In recent years, large enterprises have been open-sourcing their internal JavaScript technology stacks, with an emphasis on reliability, stability, and maintainability. Geertjan Wielenga explained at FOSDEM’20 the drivers behind that move and how that benefits developers.
Geertjan Wielenga, author of the book Developer, Advocate!, and Oracle developer focusing on NetBeans and Oracle JET recalled the evolution of JavaScript frameworks and libraries in the past decades. Dojo (1.x), Mootools, Extjs, jQuery, and YUI were among the first libraries to get traction and help developers build web applications. Backbone, Knockout, Ember, Angularjs (not to be confused with Angular) then appeared, to solve common problems that developers were facing when building ever more interactive web applications. Grunt, Gulp, Brunch, and other build tools also came to life to manage the developing complexity of building, bundling and packaging rich web applications.
Fast forward to today, three major front-end frameworks, Angular, Vue, and React aggregate the lion share of discussions among developers. Each of these frameworks has gone through their own cycle of deprecation and dreaded breaking changes, as they add new features and increase in complexity.
Wielenga gathered the aforementioned frameworks and libraries into what he calls a first generation and posited that they suffer from three serious issues.

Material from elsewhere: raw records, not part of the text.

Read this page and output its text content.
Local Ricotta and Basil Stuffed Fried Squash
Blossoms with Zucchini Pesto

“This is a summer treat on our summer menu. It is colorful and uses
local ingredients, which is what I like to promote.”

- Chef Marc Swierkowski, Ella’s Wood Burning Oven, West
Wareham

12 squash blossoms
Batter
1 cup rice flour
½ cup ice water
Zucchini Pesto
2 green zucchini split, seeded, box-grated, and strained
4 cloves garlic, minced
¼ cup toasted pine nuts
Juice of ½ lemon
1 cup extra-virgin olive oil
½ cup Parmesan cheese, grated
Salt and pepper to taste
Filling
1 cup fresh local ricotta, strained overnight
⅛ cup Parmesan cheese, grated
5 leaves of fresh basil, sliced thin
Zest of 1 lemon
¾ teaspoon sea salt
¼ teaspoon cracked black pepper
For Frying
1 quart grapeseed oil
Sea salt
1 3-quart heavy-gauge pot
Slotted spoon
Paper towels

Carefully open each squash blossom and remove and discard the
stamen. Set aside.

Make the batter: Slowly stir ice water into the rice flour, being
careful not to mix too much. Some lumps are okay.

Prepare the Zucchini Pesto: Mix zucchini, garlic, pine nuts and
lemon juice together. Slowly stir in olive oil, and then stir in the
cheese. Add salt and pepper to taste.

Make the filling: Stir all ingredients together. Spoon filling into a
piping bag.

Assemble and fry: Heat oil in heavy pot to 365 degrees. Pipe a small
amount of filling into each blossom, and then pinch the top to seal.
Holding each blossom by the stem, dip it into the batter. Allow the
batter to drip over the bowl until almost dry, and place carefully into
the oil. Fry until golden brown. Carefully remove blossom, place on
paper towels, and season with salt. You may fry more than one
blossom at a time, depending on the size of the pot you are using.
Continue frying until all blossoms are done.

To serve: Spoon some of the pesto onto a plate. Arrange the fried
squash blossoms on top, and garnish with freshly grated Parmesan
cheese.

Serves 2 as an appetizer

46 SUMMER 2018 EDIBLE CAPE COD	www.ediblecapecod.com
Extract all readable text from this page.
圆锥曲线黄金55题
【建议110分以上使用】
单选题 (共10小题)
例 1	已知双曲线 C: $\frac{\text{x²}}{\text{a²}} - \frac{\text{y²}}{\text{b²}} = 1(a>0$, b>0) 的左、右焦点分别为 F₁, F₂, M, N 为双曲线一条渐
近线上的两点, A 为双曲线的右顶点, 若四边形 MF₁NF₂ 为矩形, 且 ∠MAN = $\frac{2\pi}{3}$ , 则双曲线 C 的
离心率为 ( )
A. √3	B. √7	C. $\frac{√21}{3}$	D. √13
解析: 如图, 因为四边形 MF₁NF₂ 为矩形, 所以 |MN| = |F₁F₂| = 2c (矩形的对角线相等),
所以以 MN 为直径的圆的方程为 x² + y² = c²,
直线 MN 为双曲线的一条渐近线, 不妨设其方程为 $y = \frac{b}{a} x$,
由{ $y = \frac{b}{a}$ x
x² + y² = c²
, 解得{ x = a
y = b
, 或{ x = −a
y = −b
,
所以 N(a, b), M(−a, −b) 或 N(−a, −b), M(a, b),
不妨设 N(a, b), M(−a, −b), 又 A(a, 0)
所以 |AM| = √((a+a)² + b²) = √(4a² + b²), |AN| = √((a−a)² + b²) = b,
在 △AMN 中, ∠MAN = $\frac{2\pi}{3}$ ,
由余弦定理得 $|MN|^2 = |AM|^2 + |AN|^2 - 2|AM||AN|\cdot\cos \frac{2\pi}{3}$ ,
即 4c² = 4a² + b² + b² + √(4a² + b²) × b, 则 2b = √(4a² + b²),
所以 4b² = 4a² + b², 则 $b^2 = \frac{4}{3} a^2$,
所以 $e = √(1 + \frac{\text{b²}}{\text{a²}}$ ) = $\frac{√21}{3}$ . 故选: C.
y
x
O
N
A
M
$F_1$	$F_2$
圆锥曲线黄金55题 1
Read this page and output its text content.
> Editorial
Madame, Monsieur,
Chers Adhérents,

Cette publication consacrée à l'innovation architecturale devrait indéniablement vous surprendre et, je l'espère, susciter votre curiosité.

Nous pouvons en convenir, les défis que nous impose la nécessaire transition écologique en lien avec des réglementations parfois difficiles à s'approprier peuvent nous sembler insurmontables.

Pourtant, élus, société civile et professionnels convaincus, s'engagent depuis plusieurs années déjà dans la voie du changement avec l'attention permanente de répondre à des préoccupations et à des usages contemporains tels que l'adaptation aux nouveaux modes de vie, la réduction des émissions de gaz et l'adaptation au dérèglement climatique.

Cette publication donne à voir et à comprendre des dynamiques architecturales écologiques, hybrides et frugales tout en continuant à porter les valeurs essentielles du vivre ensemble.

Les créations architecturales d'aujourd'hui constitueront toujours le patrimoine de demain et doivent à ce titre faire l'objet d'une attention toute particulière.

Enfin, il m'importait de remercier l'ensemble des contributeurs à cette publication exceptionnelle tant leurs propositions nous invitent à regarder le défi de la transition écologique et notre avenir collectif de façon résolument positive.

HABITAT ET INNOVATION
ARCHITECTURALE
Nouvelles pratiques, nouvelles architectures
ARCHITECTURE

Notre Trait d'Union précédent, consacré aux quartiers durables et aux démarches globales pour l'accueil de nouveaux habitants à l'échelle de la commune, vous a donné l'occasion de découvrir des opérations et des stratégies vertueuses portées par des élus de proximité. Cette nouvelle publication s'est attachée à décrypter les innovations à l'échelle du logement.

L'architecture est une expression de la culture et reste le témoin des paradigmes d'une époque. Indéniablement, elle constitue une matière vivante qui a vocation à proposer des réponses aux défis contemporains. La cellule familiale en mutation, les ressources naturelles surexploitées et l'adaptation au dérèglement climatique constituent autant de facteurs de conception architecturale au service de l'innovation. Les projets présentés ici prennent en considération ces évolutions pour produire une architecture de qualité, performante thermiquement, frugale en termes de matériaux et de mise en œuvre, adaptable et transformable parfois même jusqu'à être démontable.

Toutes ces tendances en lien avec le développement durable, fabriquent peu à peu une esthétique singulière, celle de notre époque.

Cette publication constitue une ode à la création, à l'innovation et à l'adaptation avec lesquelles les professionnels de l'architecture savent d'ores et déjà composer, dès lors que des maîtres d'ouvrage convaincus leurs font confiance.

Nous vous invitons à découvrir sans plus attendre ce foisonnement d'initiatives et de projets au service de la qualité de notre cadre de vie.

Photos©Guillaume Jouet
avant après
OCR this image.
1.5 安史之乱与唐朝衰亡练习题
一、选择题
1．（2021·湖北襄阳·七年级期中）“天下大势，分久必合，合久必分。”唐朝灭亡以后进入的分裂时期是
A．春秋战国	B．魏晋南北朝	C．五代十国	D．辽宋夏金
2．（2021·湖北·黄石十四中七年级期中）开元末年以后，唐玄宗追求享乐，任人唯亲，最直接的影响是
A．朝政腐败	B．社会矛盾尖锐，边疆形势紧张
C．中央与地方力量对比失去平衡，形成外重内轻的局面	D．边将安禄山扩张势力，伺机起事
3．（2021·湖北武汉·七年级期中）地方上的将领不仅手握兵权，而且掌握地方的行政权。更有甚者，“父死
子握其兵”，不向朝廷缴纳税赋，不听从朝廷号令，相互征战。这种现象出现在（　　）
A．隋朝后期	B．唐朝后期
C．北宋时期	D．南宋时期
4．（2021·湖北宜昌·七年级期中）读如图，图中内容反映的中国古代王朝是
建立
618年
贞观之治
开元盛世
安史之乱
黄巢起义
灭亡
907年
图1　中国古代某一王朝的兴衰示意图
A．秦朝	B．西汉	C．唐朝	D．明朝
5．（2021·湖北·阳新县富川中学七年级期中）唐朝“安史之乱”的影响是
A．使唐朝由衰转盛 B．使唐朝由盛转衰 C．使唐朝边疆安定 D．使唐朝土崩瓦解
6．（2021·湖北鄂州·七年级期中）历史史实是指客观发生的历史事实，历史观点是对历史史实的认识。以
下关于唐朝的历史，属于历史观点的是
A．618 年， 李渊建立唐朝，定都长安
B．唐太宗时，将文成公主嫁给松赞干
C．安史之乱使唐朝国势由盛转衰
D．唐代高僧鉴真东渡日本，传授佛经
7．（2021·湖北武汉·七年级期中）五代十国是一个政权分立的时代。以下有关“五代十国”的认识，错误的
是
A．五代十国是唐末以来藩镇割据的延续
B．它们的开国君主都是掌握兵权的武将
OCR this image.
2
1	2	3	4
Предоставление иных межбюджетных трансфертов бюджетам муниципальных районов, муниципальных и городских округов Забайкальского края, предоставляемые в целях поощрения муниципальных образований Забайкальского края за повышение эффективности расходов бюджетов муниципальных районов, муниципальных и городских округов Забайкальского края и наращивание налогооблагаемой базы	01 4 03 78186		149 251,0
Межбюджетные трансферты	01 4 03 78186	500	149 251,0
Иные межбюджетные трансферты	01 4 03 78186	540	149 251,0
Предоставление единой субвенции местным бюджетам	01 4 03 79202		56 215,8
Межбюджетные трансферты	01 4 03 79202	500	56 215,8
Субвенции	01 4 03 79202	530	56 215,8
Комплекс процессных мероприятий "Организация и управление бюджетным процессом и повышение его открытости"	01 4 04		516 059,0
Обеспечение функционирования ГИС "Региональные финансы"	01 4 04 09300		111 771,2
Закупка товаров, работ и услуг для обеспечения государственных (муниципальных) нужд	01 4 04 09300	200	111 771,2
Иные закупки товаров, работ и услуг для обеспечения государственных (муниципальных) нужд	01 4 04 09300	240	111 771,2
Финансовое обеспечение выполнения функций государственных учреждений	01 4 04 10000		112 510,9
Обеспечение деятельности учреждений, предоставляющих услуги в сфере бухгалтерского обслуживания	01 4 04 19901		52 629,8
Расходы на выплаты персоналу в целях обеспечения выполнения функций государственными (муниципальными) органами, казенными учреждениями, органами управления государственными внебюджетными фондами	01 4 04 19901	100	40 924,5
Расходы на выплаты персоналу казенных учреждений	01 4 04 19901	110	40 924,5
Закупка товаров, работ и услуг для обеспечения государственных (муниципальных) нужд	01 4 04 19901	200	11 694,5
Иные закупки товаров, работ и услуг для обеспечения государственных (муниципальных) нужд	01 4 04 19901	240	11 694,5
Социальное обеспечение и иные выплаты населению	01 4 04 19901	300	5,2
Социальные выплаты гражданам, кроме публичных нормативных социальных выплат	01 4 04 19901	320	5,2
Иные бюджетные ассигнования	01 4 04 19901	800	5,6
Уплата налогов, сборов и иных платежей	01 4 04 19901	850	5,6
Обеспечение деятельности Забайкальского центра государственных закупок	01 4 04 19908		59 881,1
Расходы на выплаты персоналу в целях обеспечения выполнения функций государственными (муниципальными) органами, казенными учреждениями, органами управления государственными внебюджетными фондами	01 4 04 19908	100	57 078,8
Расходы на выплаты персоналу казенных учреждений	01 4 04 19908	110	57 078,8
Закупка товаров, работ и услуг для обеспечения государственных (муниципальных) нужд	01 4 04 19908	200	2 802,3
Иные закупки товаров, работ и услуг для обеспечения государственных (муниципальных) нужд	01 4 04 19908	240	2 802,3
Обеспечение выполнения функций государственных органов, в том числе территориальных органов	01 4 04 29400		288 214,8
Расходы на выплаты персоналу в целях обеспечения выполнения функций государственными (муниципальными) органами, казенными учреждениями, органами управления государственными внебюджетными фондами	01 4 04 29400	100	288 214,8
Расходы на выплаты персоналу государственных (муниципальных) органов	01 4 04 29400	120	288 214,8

First of all, most of these frameworks are characterized by a high level of technological churn that developers have to keep up with. As the frameworks change, the ecosystem around them also evolves, further compounding the issue. Then, Wielenga described incompatible custom stacks as a second major issue that is developing:
If you use Vue, you use seven things plus Vue. […] If you want a component library, […] you go somewhere else for the component library and you go somewhere else for the build system. And as soon as you have a problem and you go online on Stack Overflow and find a solution, it turns out there is a great solution, however, you are not using the two or three things that are specific to the solution.
The specialization of developers is the third issue decried by Wielenga. Wielenga deplored that people are no longer "JavaScript developers", but instead tightly couple themselves to a specific solution:
For the first time in history, we have people identifying by framework instead of language. […] People identifying themselves with a framework is a tragedy.
Concurrently, in the past years, large enterprises have started to use JavaScript in earnest for front-end development. This trend is driven by the ubiquity of the browser as a distribution platform, JavaScript being the standard programming language for browsers, the possibilities offered by mobile devices, and the large pool of young developers fresh out of university with JavaScript skills.
The move of large enterprises to JavaScript however surfaced some tensions:
Large vendors are adopting JavaScript […] to create real, serious applications. […] But in the enterprise space, it is not about what is cool and what is new, it is about what is stable and reliable […] and maintainable in a few years time.
The high demand for developers resulted in a situation where to attract developers, enterprises had an incentive to open-source their stack. Wielenga explained:
As a developer, are you going to go somewhere where there is a free open source technology stack, where your skills that you pick up can transfer somewhere else, or are you going to spend time learning something that is very proprietary and specific to what that particular vendor is doing. […] Simply to attract developers, vendors are forced to move into the open source world to create the kind of stack that would attract developers.
This brings us to what Wielenga calls the second generation of JavaScript frameworks and libraries. That generation addresses the requirements of the enterprise segment first and foremost. Among those requirements figure a stable and proven toolset, responsive design, accessibility and internationalization, data visualization capabilities (key for the logistics, healthcare and finance industries), security, performance optimization, conformance to emerging standards (such as web components), empowering of business users, and documentation and support.
This may mean stacks that do not include the latest, coolest cutting edge technologies, but are stable. These are stacks that: shy away from frameworks, instead revolving around toolkits; emphasize flexibility, modularity and the ease of changing the software; and adhere to standards that will foreseeably still be in place in the next decades. As a lot of developers in the enterprise segment are coming from other technologies such as Java or .NET, and are using JavaScript for the first time, there has to be a low-threshold entry point and out-of-the-box solutions to problems. Wielenga said:
You don’t want everyone in your organization all figuring out on their own what stack they should be using.
Large technological companies, such as Oracle, SAP, or Microsoft, as large employers of developers, naturally participate in the development of the second generation of libraries. Wielenga however mentioned that any large-enough company is becoming an IT company. Paypal, Walmart, Uber, AirbnB, The Financial Times, and more, have also open-sourced parts of their technological stack.
(Source: FOSDEM’20 talk)
Wielenga concluded with encouraging developers to move from the comparison between Angular, React, and Vue to investigating the solutions put in place by enterprises, pick up the one that fits best their requirements, and actively contribute to it.
The full video is available online and contains additional visuals and comments. FOSDEM’20 took place in Brussels, Belgium, the 1st and 2nd of February 2020. FOSDEM is a free, yearly event where thousands of software developers meet to share ideas and collaborate.